## Guessing Game

### Problem 406

We are trying to find a hidden number selected from the set of integers {1, 2, ..., `n`} by asking questions.
Each number (question) we ask, we get one of three possible answers:

- "Your guess is lower than the hidden number" (and you incur a cost of
`a`), or - "Your guess is higher than the hidden number" (and you incur a cost of
`b`), or - "Yes, that's it!" (and the game ends).

Given the value of `n`, `a`, and `b`, an *optimal strategy* minimizes the total cost __for the worst possible case__.

For example, if `n` = 5, `a` = 2, and `b` = 3, then we may begin by asking "**2**" as our first question.

If we are told that 2 is higher than the hidden number (for a cost of `b`=3), then we are sure that "**1**" is the hidden number (for a total cost of **3**).
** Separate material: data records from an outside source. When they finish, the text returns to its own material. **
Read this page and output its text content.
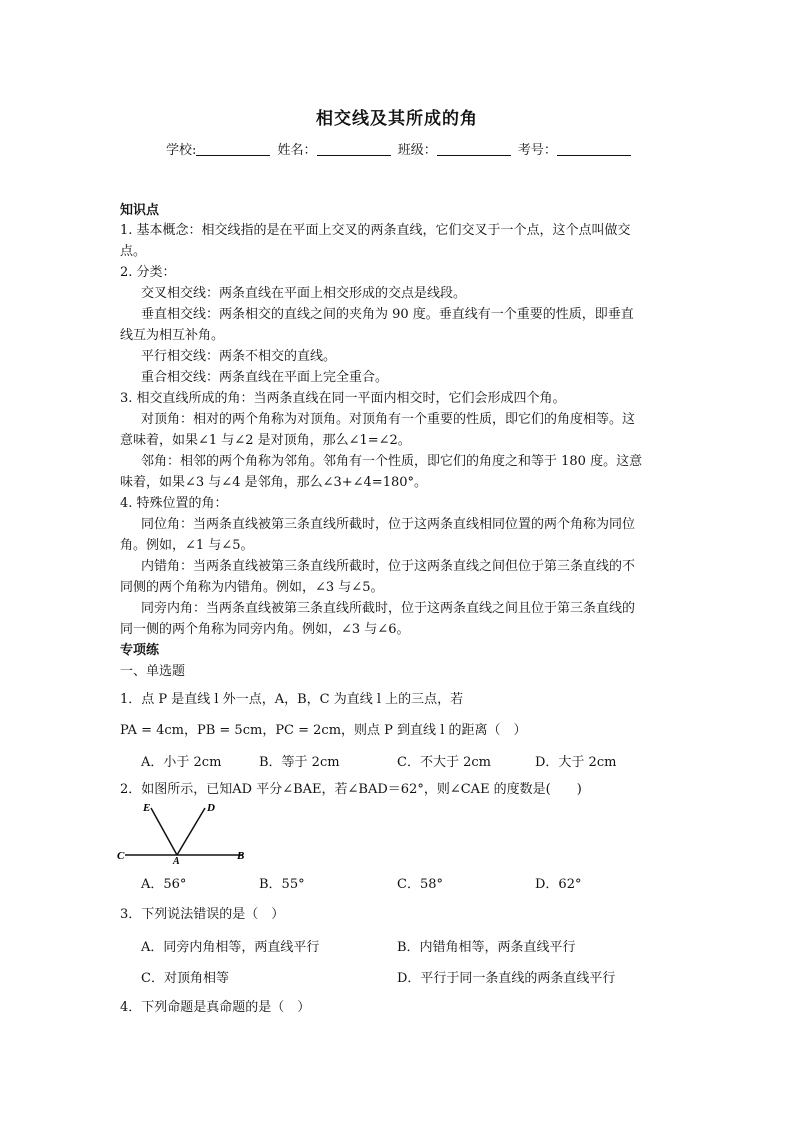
相交线及其所成的角
学校:	姓名：	班级：	考号：
知识点
1. 基本概念：相交线指的是在平面上交叉的两条直线，它们交叉于一个点，这个点叫做交
点。
2. 分类：
交叉相交线：两条直线在平面上相交形成的交点是线段。
垂直相交线：两条相交的直线之间的夹角为 90 度。垂直线有一个重要的性质，即垂直
线互为相互补角。
平行相交线：两条不相交的直线。
重合相交线：两条直线在平面上完全重合。
3. 相交直线所成的角：当两条直线在同一平面内相交时，它们会形成四个角。
对顶角：相对的两个角称为对顶角。对顶角有一个重要的性质，即它们的角度相等。这
意味着，如果∠1 与∠2 是对顶角，那么∠1=∠2。
邻角：相邻的两个角称为邻角。邻角有一个性质，即它们的角度之和等于 180 度。这意
味着，如果∠3 与∠4 是邻角，那么∠3+∠4=180°。
4. 特殊位置的角：
同位角：当两条直线被第三条直线所截时，位于这两条直线相同位置的两个角称为同位
角。例如，∠1 与∠5。
内错角：当两条直线被第三条直线所截时，位于这两条直线之间但位于第三条直线的不
同侧的两个角称为内错角。例如，∠3 与∠5。
同旁内角：当两条直线被第三条直线所截时，位于这两条直线之间且位于第三条直线的
同一侧的两个角称为同旁内角。例如，∠3 与∠6。
专项练
一、单选题
1．点 P 是直线 l 外一点，A，B，C 为直线 l 上的三点，若
PA = 4cm，PB = 5cm，PC = 2cm，则点 P 到直线 l 的距离（　）
A．小于 2cm	B．等于 2cm	C．不大于 2cm	D．大于 2cm
2．如图所示，已知AD 平分∠BAE，若∠BAD＝62°，则∠CAE 的度数是(　　)
E	D
C	A	B
A．56°	B．55°	C．58°	D．62°
3．下列说法错误的是（　）
A．同旁内角相等，两直线平行	B．内错角相等，两条直线平行
C．对顶角相等	D．平行于同一条直线的两条直线平行
4．下列命题是真命题的是（　）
If we are told that 2 is lower than the hidden number (for a cost of `a`=2), then our next question will be "**4**".

If we are told that 4 is higher than the hidden number (for a cost of `b`=3), then we are sure that "**3**" is the hidden number (for a total cost of 2+3=**5**).

If we are told that 4 is lower than the hidden number (for a cost of `a`=2), then we are sure that "**5**" is the hidden number (for a total cost of 2+2=**4**).

Thus, the worst-case cost achieved by this strategy is **5**. It can also be shown that this is the lowest worst-case cost that can be achieved.
So, in fact, we have just described an optimal strategy for the given values of `n`, `a`, and `b`.

Let C(`n`, `a`, `b`) be the worst-case cost achieved by an optimal strategy for the given values of `n`, `a`, and `b`.

Here are a few examples:

C(5, 2, 3) = 5

C(500, √2, √3) = 13.22073197...

C(20000, 5, 7) = 82

C(2000000, √5, √7) = 49.63755955...

Let F_{k} be the Fibonacci numbers: F_{k} = F_{k-1} + F_{k-2} with base cases F_{1} = F_{2} = 1.

Find ∑_{1≤k≤30} C(10^{12}, √`k`, √F_{k}), and give your answer rounded to 8 decimal places behind the decimal point.